Pharmacological Research, 2013, 79(1):13-20.

Modulators of estrogen receptor inhibit proliferation and migration of prostate cancer cells

Margherita Piccolella, Valeria Crippa, Elio Messi, et al

Sezione di Biomedicina e Endocrinologia, Dipartimento di Scienze Farmacologiche e Biomolecolari (DiSFeB), Centro di Eccellenza sulle Malattie Neurodegenerative, Università degli Studi di Milano, Italy; Neuroscience Program, Wellesley College, Wellesley, MA, USA

In the initial stages, human prostate cancer (PC) is an androgen-sensitive disease, which can be pharmacologically controlled by androgen blockade. This therapy often induces selection of androgen-independent PC cells with increased invasiveness. We recently demonstrated, both in cells and mice, that a testosterone metabolite locally synthetized in prostate, the 5α-androstane-3β, 17β-diol (3β-Adiol), inhibits PC cell proliferation, migration and invasion, acting as an anti-proliferative/anti-metastatic agent. 3β-Adiol is unable to bind androgen receptor (AR), but exerts its protection against PC by specifically interacting with estrogen receptor beta (ERβ).
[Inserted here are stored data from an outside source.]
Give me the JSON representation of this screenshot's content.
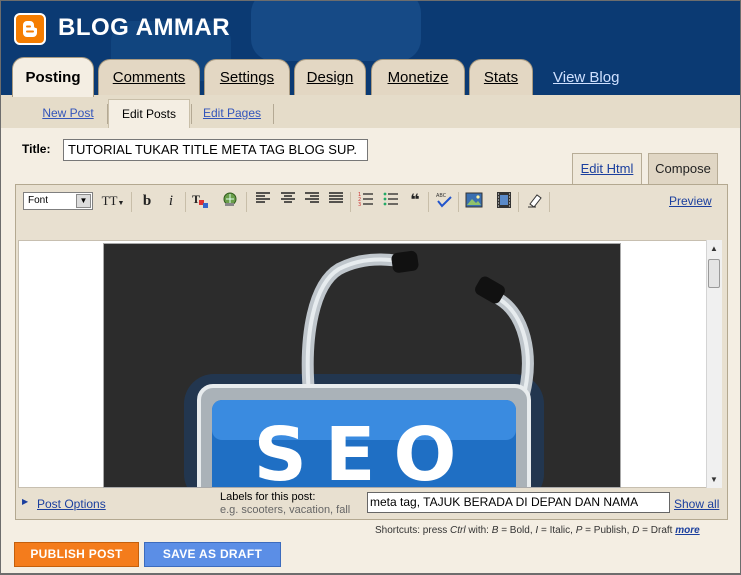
{
  "header": {
    "blog_title": "BLOG AMMAR",
    "logo_icon": "blogger-logo-icon"
  },
  "main_tabs": [
    {
      "label": "Posting",
      "active": true
    },
    {
      "label": "Comments",
      "active": false
    },
    {
      "label": "Settings",
      "active": false
    },
    {
      "label": "Design",
      "active": false
    },
    {
      "label": "Monetize",
      "active": false
    },
    {
      "label": "Stats",
      "active": false
    }
  ],
  "view_blog_label": "View Blog",
  "sub_tabs": [
    {
      "label": "New Post",
      "active": false
    },
    {
      "label": "Edit Posts",
      "active": true
    },
    {
      "label": "Edit Pages",
      "active": false
    }
  ],
  "post": {
    "title_label": "Title:",
    "title_value": "TUTORIAL TUKAR TITLE META TAG BLOG SUP."
  },
  "editor_modes": {
    "edit_html": "Edit Html",
    "compose": "Compose",
    "active": "compose"
  },
  "toolbar": {
    "font_label": "Font",
    "font_size_label": "TT",
    "bold_label": "b",
    "italic_label": "i",
    "preview_label": "Preview",
    "icons": [
      "font-size-icon",
      "bold-icon",
      "italic-icon",
      "text-color-icon",
      "link-icon",
      "align-left-icon",
      "align-center-icon",
      "align-right-icon",
      "align-justify-icon",
      "numbered-list-icon",
      "bullet-list-icon",
      "blockquote-icon",
      "spell-check-icon",
      "insert-image-icon",
      "insert-video-icon",
      "remove-formatting-icon"
    ]
  },
  "image": {
    "text": "SEO"
  },
  "options": {
    "post_options_label": "Post Options",
    "labels_title": "Labels for this post:",
    "labels_hint": "e.g. scooters, vacation, fall",
    "labels_value": "meta tag, TAJUK BERADA DI DEPAN DAN NAMA",
    "show_all_label": "Show all"
  },
  "shortcuts": {
    "prefix": "Shortcuts: press",
    "ctrl": "Ctrl",
    "with": "with:",
    "b_key": "B",
    "b_text": "= Bold,",
    "i_key": "I",
    "i_text": "= Italic,",
    "p_key": "P",
    "p_text": "= Publish,",
    "d_key": "D",
    "d_text": "= Draft",
    "more": "more"
  },
  "buttons": {
    "publish": "PUBLISH POST",
    "save_draft": "SAVE AS DRAFT"
  },
  "colors": {
    "header_bg": "#0b3a73",
    "tab_bg": "#e3d7c3",
    "content_bg": "#f4eee3",
    "publish": "#f47c1c",
    "draft": "#5b8ee6",
    "link": "#1b3f9e"
  }
}
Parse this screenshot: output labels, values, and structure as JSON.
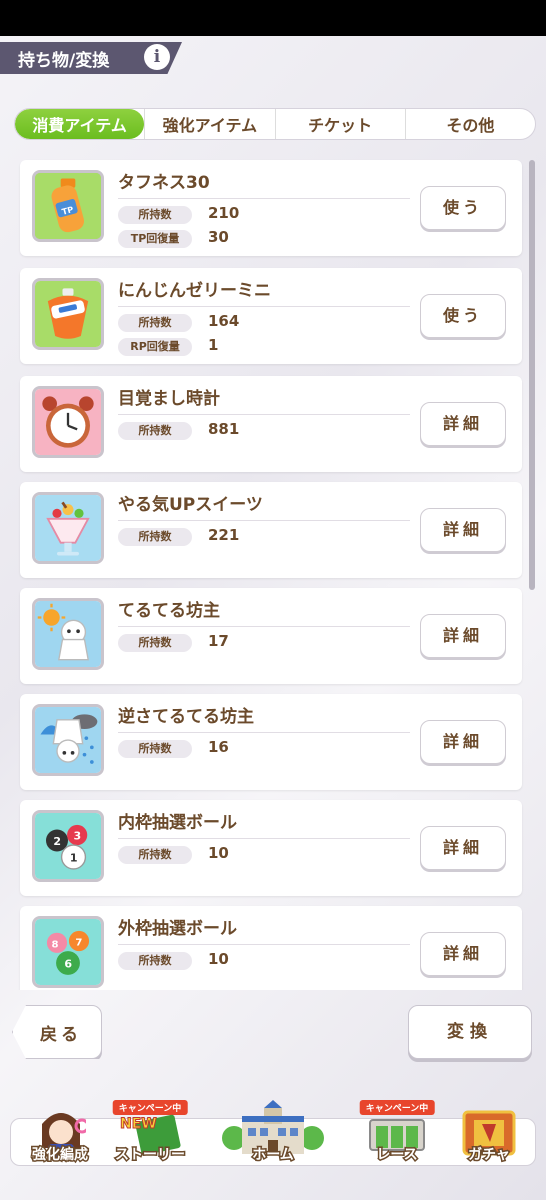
{
  "header": {
    "title": "持ち物/変換",
    "info_icon": "i"
  },
  "tabs": [
    {
      "label": "消費アイテム",
      "active": true
    },
    {
      "label": "強化アイテム",
      "active": false
    },
    {
      "label": "チケット",
      "active": false
    },
    {
      "label": "その他",
      "active": false
    }
  ],
  "items": [
    {
      "name": "タフネス30",
      "icon": "tp-bottle-icon",
      "stats": [
        {
          "label": "所持数",
          "value": "210"
        },
        {
          "label": "TP回復量",
          "value": "30"
        }
      ],
      "button": "使う"
    },
    {
      "name": "にんじんゼリーミニ",
      "icon": "carrot-jelly-icon",
      "stats": [
        {
          "label": "所持数",
          "value": "164"
        },
        {
          "label": "RP回復量",
          "value": "1"
        }
      ],
      "button": "使う"
    },
    {
      "name": "目覚まし時計",
      "icon": "alarm-clock-icon",
      "stats": [
        {
          "label": "所持数",
          "value": "881"
        }
      ],
      "button": "詳細"
    },
    {
      "name": "やる気UPスイーツ",
      "icon": "parfait-icon",
      "stats": [
        {
          "label": "所持数",
          "value": "221"
        }
      ],
      "button": "詳細"
    },
    {
      "name": "てるてる坊主",
      "icon": "teru-teru-bozu-sun-icon",
      "stats": [
        {
          "label": "所持数",
          "value": "17"
        }
      ],
      "button": "詳細"
    },
    {
      "name": "逆さてるてる坊主",
      "icon": "teru-teru-bozu-rain-icon",
      "stats": [
        {
          "label": "所持数",
          "value": "16"
        }
      ],
      "button": "詳細"
    },
    {
      "name": "内枠抽選ボール",
      "icon": "inner-lottery-ball-icon",
      "stats": [
        {
          "label": "所持数",
          "value": "10"
        }
      ],
      "button": "詳細"
    },
    {
      "name": "外枠抽選ボール",
      "icon": "outer-lottery-ball-icon",
      "stats": [
        {
          "label": "所持数",
          "value": "10"
        }
      ],
      "button": "詳細"
    }
  ],
  "footer": {
    "back": "戻る",
    "convert": "変換"
  },
  "nav": [
    {
      "label": "強化編成",
      "badge": ""
    },
    {
      "label": "ストーリー",
      "badge": "キャンペーン中",
      "extra": "NEW"
    },
    {
      "label": "ホーム",
      "badge": ""
    },
    {
      "label": "レース",
      "badge": "キャンペーン中"
    },
    {
      "label": "ガチャ",
      "badge": ""
    }
  ],
  "colors": {
    "tab_active": "#7cc62f",
    "text_brown": "#6b4a2b",
    "header_bg": "#5c5770",
    "campaign_badge": "#e8452c"
  }
}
Because of its potential retro-conversion to androgenic steroids, 3β-Adiol cannot be used "in vivo", thus, the aims of this study were to investigate the capability of four ligands of ERβ (raloxifen, tamoxifen, genistein and curcumin) to counteract PC progression by mimicking the 3β-Adiol activity. Our results demonstrated that raloxifen, tamoxifen, genistein and curcumin decreased DU145 and PC3 cell proliferation in a dose-dependent manner; in addition, all four compounds significantly decreased the detachment of cells seeded on laminin or fibronectin. Moreover, raloxifen, tamoxifen, genistein and curcumin-treated DU145 and PC3 cells showed a significant decrease in cell migration. Notably, all these effects were reversed by the anti-estrogen, ICI 182,780, suggesting that their actions are mediated by the estrogenic pathway, via the ERβ, the only isoform present in these PCs. In conclusion, these data demonstrate that by selectively activating the ERβ, raloxifen, tamoxifen, genistein and curcumin inhibit human PC cells proliferation and migration favoring cell adesion. These synthetic and natural modulators of ER action may exert a potent protective activity against the progression of PC even in its androgen-independent status.

英国《药理研究》，2014年1月

雌激素受体的调节剂抑制前列腺癌细胞的增殖和迁移

玛格丽特 皮考蕾拉，瓦莱里娅 克里帕， 埃利奥 梅西，等

意大利米兰大学内分泌学，生物医学和药理学，分子科学学院； 美国韦尔斯利学院神经科学项目

在初始阶段，人体前列腺癌 (PC) 是一种雄激素敏感性疾病，可以被雄激素全阻断剂药物控制。这种疗法通常诱导选定的雄激素非依赖性 PC 细胞的侵袭性增加。我们最近发现，在细胞和小鼠中，在前列腺局部睾丸酮代谢物制备的，5 α-雄甾烷-3β,17 β-二醇，抑制了 PC 细胞增殖、 迁移和侵袭，作为抗-增殖/抗-转移性药剂。3β-Adiol 不能与雄激素受体 (AR)成键，但能通过与雌激素受体 β （ERβ） 相互影响发挥 抗PC的作用。由于其潜在的恢复-转换到雄激素类固醇，3β-Adiol 不能在"体内"使用，因此，本研究的目的是探究ERβ的四个配体（钙稳、 三苯氧胺、 金雀异黄素和姜黄素）如何通过模仿 3β-Adiol 的活性来抵抗 PC 的发展。我们的研究结果表明钙稳、 三苯氧胺、 金雀异黄素和姜黄素降低了 DU145 和 PC3 细胞的增殖以剂量依赖的方式；此外，所有的四种化合物显著降低了细胞接种于层粘连蛋白和纤维粘连蛋白的分离。此外，钙稳，三苯氧胺、 金雀异黄素和姜黄素治疗的 DU145 细胞和 PC3 细胞在细胞迁移时表现出明显降低。值得注意的是，所有这些影响被抗雌激素ICI182,780逆转，这表明它们的活性通过雌激素途径， 由存在于PC细胞中唯一的异构体ERβ 调节。总之，这些数据表明，通过选择性地激活 ERβ，钙稳，三苯氧胺、 金雀异黄素和姜黄素抑制人体 PC 细胞增殖和迁移。这些ER 活性的合成和天然调节剂可能发挥强效的保护活性抑制甚至处于雄激素非依赖性状态的PC的发展。